Jan Ravens: Making a great impression

Jan Ravens: Difficult Woman is at Norden Farm on Saturday, November 11

James Harrison

James Harrison

jamesh@baylismedia.co.uk

02:06PM, Friday 03 November 2017

Jan Ravens: Making a great impression

“It's like she wants to smile, but her mouth won’t let her.”

No, Jan Ravens isn’t talking about an awkward audience member, instead she’s referring to another difficult woman – perhaps the most famous one in the country.

But the beleaguered Prime Minister can at least take some solace in the fact that Ravens, one of the original stars of long-running BBC satire hit Dead Ringers, won’t spend the whole evening at her upcoming Maidenhead show giving her a pasting.

There’s plenty of other targets in the impressionist’s sights.

As well as Theresa May, fan favourites Fiona Bruce (‘sexy newsreader’) and Diane Abbott (‘can’t quite get out of bed’) will get a look in, as well as some slightly newer voices in her repertoire, including Nicola Sturgeon (‘slight lisp and thin lips’) and DUP leader Arlene Foster (an ‘interesting character’).

“She has become a lot easier to do since becoming PM,” said Ravens about the ‘difficult woman’ of the show’s title, a reference to comments made by Tory grandee Ken Clarke during the Conservative Party’s last leadership election.

“When she was Home Secretary she never said a thing, but when she made that Francis of Assisi speech I thought ‘aha’.

“That was when I caught on to her rhythm.

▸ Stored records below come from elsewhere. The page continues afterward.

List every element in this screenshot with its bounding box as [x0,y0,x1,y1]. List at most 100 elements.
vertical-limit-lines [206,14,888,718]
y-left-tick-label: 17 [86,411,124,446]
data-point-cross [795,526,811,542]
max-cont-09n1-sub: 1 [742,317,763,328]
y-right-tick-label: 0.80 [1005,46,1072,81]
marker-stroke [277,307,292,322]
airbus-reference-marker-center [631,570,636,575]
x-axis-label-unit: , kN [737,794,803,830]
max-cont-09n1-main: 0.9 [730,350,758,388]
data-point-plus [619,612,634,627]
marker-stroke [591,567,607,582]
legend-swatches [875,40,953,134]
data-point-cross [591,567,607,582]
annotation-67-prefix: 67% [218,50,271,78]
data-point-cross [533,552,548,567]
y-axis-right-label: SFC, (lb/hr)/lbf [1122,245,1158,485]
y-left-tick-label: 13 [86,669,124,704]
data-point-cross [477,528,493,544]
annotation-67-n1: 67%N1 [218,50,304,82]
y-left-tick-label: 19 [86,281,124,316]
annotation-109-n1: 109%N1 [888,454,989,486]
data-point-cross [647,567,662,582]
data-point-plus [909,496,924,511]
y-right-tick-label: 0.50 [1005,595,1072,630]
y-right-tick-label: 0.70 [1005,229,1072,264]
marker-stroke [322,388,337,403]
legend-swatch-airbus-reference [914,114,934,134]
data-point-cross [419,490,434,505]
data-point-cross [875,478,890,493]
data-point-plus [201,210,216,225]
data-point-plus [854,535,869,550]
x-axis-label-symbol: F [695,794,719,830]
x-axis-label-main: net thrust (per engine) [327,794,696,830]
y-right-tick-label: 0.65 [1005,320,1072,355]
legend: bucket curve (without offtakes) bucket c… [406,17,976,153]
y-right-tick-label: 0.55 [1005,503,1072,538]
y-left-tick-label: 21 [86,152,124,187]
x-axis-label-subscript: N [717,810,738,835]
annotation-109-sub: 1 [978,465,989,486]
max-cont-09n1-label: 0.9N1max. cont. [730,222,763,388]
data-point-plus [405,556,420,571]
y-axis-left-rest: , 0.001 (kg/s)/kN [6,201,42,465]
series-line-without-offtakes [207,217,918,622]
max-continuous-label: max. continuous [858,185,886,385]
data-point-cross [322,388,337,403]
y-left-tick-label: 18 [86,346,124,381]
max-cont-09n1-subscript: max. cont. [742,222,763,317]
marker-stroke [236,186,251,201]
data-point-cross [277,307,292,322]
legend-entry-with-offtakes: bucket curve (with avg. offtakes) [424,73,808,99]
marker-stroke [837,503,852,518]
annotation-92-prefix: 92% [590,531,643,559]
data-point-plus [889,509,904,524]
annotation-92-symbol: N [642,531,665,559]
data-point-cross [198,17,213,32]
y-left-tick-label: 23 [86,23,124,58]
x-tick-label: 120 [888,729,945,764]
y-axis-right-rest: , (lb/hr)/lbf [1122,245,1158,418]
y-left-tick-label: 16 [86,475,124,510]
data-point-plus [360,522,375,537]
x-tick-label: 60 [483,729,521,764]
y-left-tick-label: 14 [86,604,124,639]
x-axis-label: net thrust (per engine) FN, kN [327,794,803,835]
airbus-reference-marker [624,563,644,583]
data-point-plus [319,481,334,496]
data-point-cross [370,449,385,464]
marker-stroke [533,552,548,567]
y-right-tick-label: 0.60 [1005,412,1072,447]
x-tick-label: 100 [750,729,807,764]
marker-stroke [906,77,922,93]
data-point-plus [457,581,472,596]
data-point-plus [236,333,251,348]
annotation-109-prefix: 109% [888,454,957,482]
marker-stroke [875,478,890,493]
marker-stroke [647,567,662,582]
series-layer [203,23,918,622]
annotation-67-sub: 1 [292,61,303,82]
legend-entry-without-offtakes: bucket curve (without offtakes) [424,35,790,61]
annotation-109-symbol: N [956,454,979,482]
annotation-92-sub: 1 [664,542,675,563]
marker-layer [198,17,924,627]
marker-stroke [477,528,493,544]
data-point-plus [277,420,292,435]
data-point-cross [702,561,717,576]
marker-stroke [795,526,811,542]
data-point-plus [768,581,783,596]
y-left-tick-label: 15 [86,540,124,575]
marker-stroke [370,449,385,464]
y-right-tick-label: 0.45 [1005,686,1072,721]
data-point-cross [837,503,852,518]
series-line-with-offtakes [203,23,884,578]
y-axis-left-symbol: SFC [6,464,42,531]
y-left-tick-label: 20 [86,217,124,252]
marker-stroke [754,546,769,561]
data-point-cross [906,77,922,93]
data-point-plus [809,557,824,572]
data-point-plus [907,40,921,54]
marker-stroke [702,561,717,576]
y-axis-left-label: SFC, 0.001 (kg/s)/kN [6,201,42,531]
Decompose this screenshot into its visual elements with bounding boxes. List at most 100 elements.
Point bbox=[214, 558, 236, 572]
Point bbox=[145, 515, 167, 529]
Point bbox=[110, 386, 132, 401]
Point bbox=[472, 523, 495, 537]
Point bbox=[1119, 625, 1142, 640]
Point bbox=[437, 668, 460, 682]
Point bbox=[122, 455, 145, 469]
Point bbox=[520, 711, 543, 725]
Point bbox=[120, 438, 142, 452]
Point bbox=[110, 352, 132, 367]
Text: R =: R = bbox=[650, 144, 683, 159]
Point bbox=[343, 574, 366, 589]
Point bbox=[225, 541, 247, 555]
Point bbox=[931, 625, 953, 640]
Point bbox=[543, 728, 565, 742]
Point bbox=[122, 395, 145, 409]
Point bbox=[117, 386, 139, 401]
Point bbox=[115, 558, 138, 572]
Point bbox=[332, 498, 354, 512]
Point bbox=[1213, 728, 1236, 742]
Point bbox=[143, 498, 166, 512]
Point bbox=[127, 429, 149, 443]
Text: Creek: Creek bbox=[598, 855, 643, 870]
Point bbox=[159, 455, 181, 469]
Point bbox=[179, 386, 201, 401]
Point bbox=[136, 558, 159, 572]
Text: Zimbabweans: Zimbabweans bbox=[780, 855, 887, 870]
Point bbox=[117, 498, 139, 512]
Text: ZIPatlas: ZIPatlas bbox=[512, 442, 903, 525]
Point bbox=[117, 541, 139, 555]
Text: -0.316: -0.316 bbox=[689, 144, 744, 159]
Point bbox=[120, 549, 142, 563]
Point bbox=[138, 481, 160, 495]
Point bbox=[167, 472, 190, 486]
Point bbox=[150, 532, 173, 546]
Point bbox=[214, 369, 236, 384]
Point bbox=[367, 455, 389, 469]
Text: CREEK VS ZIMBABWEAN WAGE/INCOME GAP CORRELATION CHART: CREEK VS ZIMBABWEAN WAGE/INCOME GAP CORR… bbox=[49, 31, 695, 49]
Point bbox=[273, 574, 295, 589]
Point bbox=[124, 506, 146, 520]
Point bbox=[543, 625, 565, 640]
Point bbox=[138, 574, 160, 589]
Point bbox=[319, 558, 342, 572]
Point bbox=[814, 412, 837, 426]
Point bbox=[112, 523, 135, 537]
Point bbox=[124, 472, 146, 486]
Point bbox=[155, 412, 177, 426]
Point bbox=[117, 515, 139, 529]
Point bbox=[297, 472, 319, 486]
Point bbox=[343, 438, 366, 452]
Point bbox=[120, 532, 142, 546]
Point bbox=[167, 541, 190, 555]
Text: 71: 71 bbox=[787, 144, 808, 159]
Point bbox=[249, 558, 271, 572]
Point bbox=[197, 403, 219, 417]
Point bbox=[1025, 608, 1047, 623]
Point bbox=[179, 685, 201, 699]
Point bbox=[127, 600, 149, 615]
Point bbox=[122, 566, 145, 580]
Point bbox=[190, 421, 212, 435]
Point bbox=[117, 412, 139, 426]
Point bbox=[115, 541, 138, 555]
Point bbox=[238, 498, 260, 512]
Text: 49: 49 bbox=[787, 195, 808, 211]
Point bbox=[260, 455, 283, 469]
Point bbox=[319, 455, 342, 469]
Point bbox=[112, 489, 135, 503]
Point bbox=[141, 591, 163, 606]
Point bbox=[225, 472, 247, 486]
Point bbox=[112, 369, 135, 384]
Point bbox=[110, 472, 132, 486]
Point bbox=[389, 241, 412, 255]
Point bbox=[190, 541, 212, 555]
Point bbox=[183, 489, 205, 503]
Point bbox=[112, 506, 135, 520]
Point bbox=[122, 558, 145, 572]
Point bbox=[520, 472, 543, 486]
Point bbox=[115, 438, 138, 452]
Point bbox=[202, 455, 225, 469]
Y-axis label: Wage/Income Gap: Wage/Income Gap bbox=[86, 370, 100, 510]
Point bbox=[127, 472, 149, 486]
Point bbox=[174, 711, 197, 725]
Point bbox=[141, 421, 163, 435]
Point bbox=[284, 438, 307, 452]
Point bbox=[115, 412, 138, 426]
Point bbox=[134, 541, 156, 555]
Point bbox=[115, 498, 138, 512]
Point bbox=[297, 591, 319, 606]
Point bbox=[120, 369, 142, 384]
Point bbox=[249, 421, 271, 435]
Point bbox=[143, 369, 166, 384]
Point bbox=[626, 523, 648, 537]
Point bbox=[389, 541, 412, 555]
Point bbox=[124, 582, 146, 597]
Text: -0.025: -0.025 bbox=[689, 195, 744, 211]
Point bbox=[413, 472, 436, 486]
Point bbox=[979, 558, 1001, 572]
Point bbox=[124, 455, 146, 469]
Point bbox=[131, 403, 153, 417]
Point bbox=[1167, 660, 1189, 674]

She is a bit of a bundle of tension, it’s about a tense mouth, it’s like she wants to smile but her mouth won’t let her.”

While the Prime Minister is a major target for all satirists, Ravens says she has sympathy for her, particularly after she stepped up to ‘clear the mess left by David Cameron, who just ran away’.

However, she’s also clear that she’s presenting a caricature when she puts on a voice, not trying to get under anyone’s skin.

She said: “I’m not assuming to know her and as an impressionist you can only go on how they present themselves.

“If I was playing her in a play I would be looking at her from the inside.

“But as an impressionist you can only look at what she presents to the world and you’re using that to say something satirical about the kind of politician she is.

“That’s the key to a good impression, it’s no good just replicating something.”

In the live show, that replication will be limited to just voices, without the costume and make-up which helped define Dead Ringers during its TV years, before it moved back to radio.

But for Ravens this is a boon, meaning she is able to flit back and forth between a range of characters.

It also means she can dwell on her observations, which in some cases have shaped wider public perceptions on celebrities and politicians.

“Fiona Bruce says to me I'm never anything like that, but was kind of thrilled in a way because at the time it bred her image as this sexy newsreader,” she said.

“And Kirsty Wark loves being done too – I think most people think of it as quite flattering.”